Im Übrigen hat es seine Entscheidung vor allem an den Vorgaben des Art. 10 Absatz 2 der Landesverfassung (LV) ausgerichtet. Die Vorschrift setzt zunächst die regelmäßige Zahl der Abgeordneten auf 69 fest und verpflichtet den Gesetzgeber, ein Wahlrecht zu schaffen, das eine Erhöhung der Abgeordnetenzahl durch Überhang- und Ausgleichsmandate so weit wie möglich verhindert. Des Weiteren wird das Wahlsystem zum Schleswig-Holsteinischen Landtag in Art. 10 Abs. 2 LV als personalisierte Verhältniswahl ausgestaltet. Der für dieses Wahlsystem geltende Grundsatz der Wahlgleichheit des Art. 3 Abs. 1 LV wird noch durch das Gebot verstärkt, dass im Falle des Entstehens von Überhangmandaten Ausgleichsmandate vorzusehen sind.

Von diesem Prüfungsmaßstab ausgehend hat das Gericht all diejenigen Vorschriften in den verfassungsrechtlichen Fokus gestellt, die in ihrem Zusammenspiel zu einer übermäßigen Zahl von Überhang- und Ausgleichsmandaten führen und gleichzeitig das Risiko des Entstehens ungedeckter Mehrsitze (Überhangmandate) erhöhen. Hierzu zählen die Regelungen über die Bildung, die Größe und Anzahl der Wahlkreise, die Bestimmung des Zweistimmenwahlrechts und die Regelung über den Mehrsitzausgleich (§ 1 Abs. 1 Satz 2, Abs. 2, § 3 Abs. 5 und § 16 LWahlG). Durch das Zusammenspiel dieser Normen werden sowohl die Vorgabe, die Regelgröße von 69 Abgeordneten möglichst nicht zu überschreiten, als auch der Grundsatz der Wahlgleichheit verfehlt.

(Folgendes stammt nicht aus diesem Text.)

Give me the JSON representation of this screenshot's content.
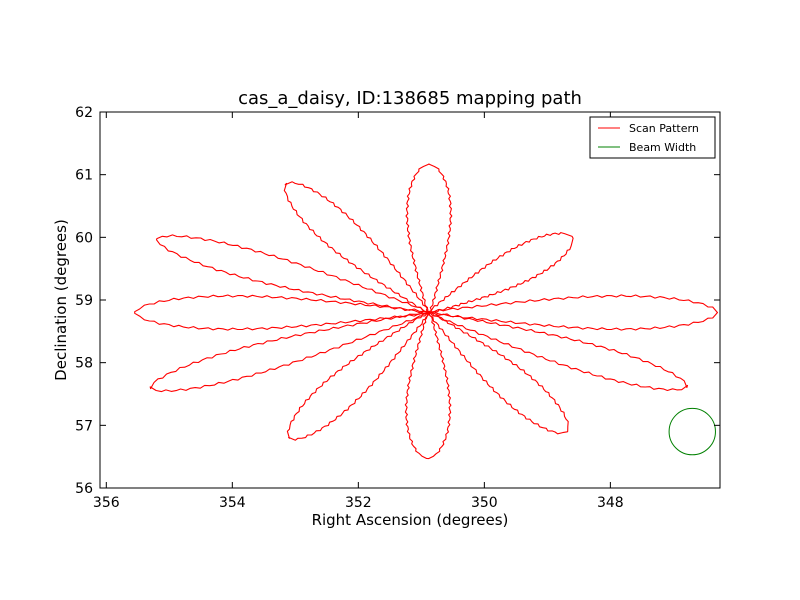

Das Gericht hat deshalb die Unvereinbarkeit der genannten Normen mit der Landesverfassung festgestellt und dem Gesetzgeber eine zeitnahe Neufassung des Wahlrechts aufgegeben. Bis zur geforderten Neufassung dürfen die genannten Normen des Landeswahlgesetzes in ihrer Gesamtheit nicht mehr angewendet werden. Eine Neuwahl soll erst nach Änderung des Gesetzes und – annehmbar – Neuschneidung der Wahlkreise erfolgen. So wird sichergestellt, dass die nächste Wahl auf verfassungskonformer Grundlage erfolgt. Bis zu diesem Zeitpunkt behält der Landtag seine volle Handlungs- und Arbeitsfähigkeit.

 Die Urteile sind einstimmig ergangen.